I'll use my own box labelling so that the method is shorter to describe.
Step 1: First I'll remove the labels, then pick any three boxes and test them. Whichever of the three boxes is the median I'll label B, and the other two boxes are A and C.
Step 2:
Pick B and the two unlabelled boxes. If the median of these is again box B, then we are done - B must be the median. If the outcome is another box, I'll label that box E, and the other unlabelled box becomes D.
Step 3:
Test A, C, and E. The outcome of this test is the median of the five boxes.
Reasoning:
If the first two tests have the same answer B, then that must be the median because B must have A,C on either side and also D,E on either side. So it has 2 boxes on either side and is therefore the median.
If second outcome is E, then median cannot be B (B has D, E, and one of A,C on one side) and also not D (it has B, E on one side, and beyond B there must also be one of A or C).
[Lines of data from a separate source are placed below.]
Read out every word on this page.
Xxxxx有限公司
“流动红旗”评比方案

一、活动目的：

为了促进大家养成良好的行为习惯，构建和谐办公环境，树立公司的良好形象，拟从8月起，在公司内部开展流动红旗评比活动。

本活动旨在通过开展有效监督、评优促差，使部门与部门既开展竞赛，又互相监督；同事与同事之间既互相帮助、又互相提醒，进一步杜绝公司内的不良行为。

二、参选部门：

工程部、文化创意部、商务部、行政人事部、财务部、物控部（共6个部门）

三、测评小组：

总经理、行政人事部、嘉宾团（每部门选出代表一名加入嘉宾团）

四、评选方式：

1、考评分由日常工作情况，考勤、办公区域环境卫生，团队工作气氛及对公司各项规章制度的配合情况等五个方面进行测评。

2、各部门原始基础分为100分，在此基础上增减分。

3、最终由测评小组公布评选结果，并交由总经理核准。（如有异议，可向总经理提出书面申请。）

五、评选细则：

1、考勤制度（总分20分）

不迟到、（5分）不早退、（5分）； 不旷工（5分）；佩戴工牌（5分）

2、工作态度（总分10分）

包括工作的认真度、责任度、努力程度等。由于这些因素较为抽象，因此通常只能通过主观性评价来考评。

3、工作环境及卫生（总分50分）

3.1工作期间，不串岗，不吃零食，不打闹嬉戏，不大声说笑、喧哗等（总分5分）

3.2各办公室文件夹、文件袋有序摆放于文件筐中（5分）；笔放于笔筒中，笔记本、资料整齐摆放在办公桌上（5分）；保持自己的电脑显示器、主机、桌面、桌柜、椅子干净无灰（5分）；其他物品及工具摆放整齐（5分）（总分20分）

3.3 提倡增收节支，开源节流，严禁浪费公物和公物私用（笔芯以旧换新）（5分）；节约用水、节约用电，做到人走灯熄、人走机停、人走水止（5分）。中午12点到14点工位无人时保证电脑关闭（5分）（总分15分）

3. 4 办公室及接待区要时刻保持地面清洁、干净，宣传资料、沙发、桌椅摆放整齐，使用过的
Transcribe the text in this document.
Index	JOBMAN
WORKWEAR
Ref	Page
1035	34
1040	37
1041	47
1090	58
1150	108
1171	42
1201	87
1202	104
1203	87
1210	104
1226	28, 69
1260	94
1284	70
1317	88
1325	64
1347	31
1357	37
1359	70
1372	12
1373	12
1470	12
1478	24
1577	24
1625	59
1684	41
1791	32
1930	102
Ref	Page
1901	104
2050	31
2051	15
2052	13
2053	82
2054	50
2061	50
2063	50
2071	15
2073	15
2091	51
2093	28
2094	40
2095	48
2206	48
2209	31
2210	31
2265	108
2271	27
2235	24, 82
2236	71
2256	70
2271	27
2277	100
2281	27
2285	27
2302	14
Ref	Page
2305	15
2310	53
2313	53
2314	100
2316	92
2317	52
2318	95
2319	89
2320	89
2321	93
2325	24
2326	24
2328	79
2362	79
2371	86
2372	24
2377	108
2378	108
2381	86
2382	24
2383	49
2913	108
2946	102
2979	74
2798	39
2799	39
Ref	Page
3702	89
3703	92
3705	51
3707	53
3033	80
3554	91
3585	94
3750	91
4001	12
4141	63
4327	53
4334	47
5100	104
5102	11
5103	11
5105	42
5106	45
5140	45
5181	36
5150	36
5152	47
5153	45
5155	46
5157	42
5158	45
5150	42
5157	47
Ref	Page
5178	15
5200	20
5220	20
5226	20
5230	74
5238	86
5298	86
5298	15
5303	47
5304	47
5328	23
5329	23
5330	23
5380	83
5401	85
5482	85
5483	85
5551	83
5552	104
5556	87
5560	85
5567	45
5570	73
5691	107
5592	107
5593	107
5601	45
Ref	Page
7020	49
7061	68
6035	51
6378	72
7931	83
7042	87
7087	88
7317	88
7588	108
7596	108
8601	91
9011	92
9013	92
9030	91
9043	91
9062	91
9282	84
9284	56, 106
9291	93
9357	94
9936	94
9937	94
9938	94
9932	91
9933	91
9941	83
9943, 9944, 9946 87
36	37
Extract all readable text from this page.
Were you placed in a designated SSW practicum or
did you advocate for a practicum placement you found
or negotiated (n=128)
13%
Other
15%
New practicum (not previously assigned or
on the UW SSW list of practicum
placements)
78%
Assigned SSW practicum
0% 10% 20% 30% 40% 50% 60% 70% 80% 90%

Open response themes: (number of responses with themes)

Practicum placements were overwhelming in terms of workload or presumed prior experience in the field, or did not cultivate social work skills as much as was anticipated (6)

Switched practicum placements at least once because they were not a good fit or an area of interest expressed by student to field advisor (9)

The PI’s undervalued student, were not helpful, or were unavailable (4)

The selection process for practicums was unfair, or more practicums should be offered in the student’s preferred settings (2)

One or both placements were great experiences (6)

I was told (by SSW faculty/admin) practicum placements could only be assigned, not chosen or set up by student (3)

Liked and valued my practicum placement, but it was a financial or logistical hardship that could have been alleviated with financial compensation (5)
Note also that whichever side of the median B lies, one of A or C must lie beyond it, leaving no room for anything else. This means that B and D lie on different sides of the median. Removing them both will not change the median, so that the median must be whichever one of A, C, E lies in the middle.
Proof of optimality:
Suppose there was a method using only two steps. The two steps must involve all 5 boxes (any untested box could be the median but you would never know it from the results of your tests on the other boxes). Therefore the two tests must have exactly one box in common. If the shared box is the median in one of the two tests, then with appropriate box labelling it matches the first two steps in the solution above. After those two steps, any of A, C, E could still be the median (e.g. ABCDE, CBEDA, CBAED). Regardless of which of the three boxes from the first test you choose to reuse in the second test, it is possible for the outcome of the second test to be such that the shared box is the median in only one of the tests. So two tests are not guaranteed to be sufficient.